Del resto, lo stesso aveva fatto Pisapia nel 2012 rispetto alla occupazione di un grattacielo milanese abbandonato da Ligresti, che il collettivo Macao voleva restituire alla fruibilità collettiva istituendovi fra l’ altro un centro di accoglienza autogestito per migranti proprio nei pressi della stazione Centrale.

Chiunque faccia due passi nel piazzale decorato dalla bella opera di Pistoletto si può render conto di quanto utile sarebbe stata una tale “innovazione sociale” per limitare l’ attuale disastro. Anche a Milano manganelli e scaricabarile, perché questi amministratori vili la responsabilità non le assumono mai.

Vogliamo parlare di Pisa dove, correva il 2013, una multinazionale predona in combutta con il Pd si voleva intascare la rendita fondiaria del Colorificio Toscano da essa stessa spolpato e abbandonato (con licenziamenti, delocalizzazione ecc.)? Anche lì una larga coalizione di movimenti benicomunisti in sei mesi aveva rigenerato l’ area industriale dismessa (laboratori, biblioteca, palestra, orto, asilo, mercato, scuola italiano per migranti..). Anche lì “innovazione sociale” spazzata via dalla proprietà privata estrattiva difesa a nostre spese dalla forza pubblica.

In tempi di astensionismo, la cittadinanza militante per i beni comuni (che è Politica, cosa ben diversa dal volontariato) andrebbe promossa. Lo sgombero del Forum Acqua, protagonista del referendum ultimo grande momento di partecipazione in Italia, mostra la sensibilità democratica trasversale dei nostri governanti.

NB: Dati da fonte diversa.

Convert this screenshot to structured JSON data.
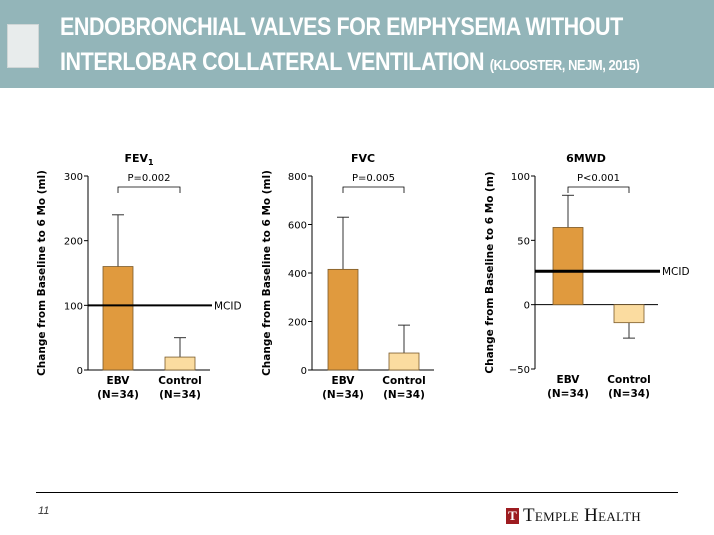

Cade oggi il terzo compleanno dello sgombero (Pd) del Teatro Valle, l’esperienza che ha dato vita in tutta Italia alle occupazioni costituenti per i beni comuni, su cui tanti giuristi si sono spesi seguendo la guida del compianto Stefano Rodotà. Il Teatro più antico di Roma, vivissimo durante l’ occupazione, è ora un triste cantiere fermo. Se perfino Pigi Battista ha cambiato idea sulle occupazioni dei beni comuni possono davvero farlo tutti. Tranne, parrebbe, i sindaci legalisti dentro e fuori dal Pd.